In the case of highly imbalanced data, one-class learning showed good classification results [ 28 ]. Several metrics such as accuracy 14 amhalanobis, error 15specificity 16mahaalanobis 17sensitivity or recall 1819and 20 are used by the research community as comprehensive assessments of classifiers performances.

  ANSI N45.2.11 PDF

Using 1, the inverse of the correlation matrix, the mean, and the sample standard deviation of the featurefor the negative data, respectively, the MD of the positive observations can be calculated.

On the other hand, one-class learning [ 2425 ] used the target class only to determine if the new observation belongs to this class or not.
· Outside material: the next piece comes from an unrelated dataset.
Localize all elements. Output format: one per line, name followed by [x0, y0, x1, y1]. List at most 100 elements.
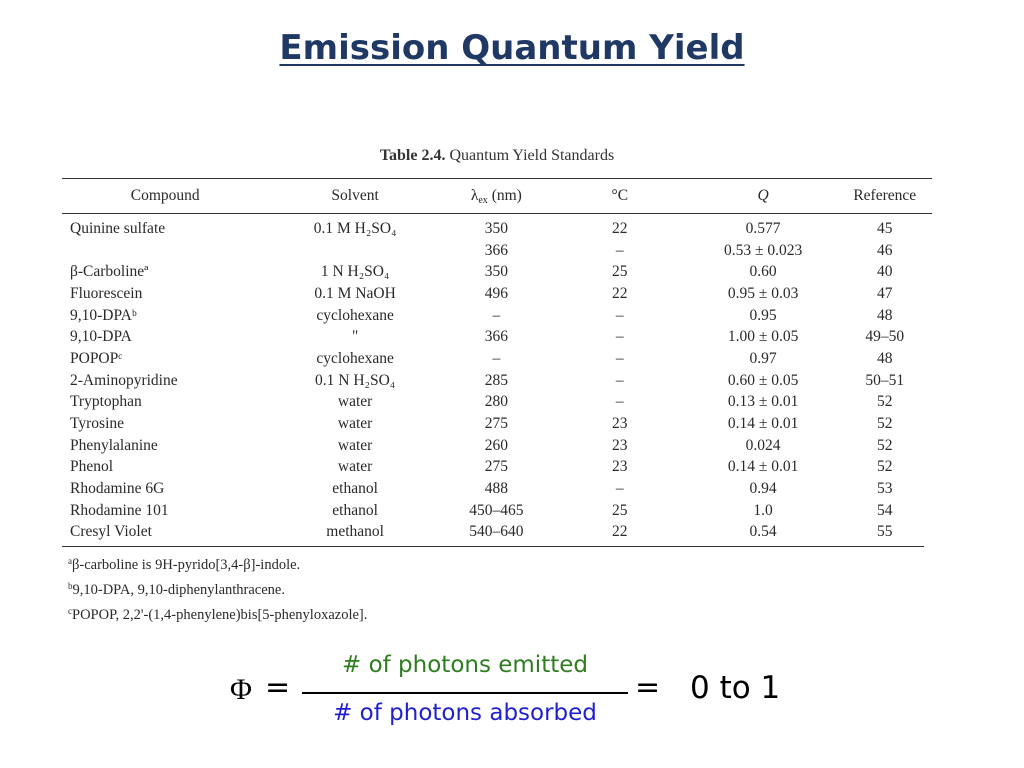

Unfortunately, MTS lacks a method for determining an efficient threshold for the binary classification. The problem of treating the applications that have imbalance data with the common classifiers leads to bias in the classification accuracy i. The border that separates balance from imbalance data is vague; for example, imbalance ratio, which is the ratio between the major to minor class observations, is taguchl from small values of to 1 to MMTS and the benchmarked algorithms have been evaluated for each of the ten repetitions simultaneously.

Active learning approach is used to handle the problems related to the unlabeled training data. Therefore, in this paper, SVM was selected as one of the benchmarked algorithms to compare with ours; the results showed that SVM classification performance largely degrades with a high imbalance ratio, which supports the previous findings of the researchers more details will be presented in Results.

The case results emphasize that the MMTS is one of the most suitable classifier algorithms when there is a high imbalance ratio. Knowing the cost matrices in most cases is practically difficult. To handle the imbalance data, determining many minimal supports for different classes to present their varied recurrence is required [ 23 ]. Support Vector Machines SVMs showed good classification results for slightly imbalanced mahalanobia [ 15 ], while for highly imbalanced data researchers [ 1617 ] reported poor performance classification results, since SVM try to reduce total error, which will produce results shifted towards the negative majority class.

In this context, it can be seen that accuracy and error rate metrics are biased towards one class on behalf of the other. Accordingly, the datasets were selected related to this criterion i. Finally, MMTS was the least performance among the classifiers for the car dataset.

Unfortunately one of the bit falls for using this approach is that it can be computationally expensive [ 30 ].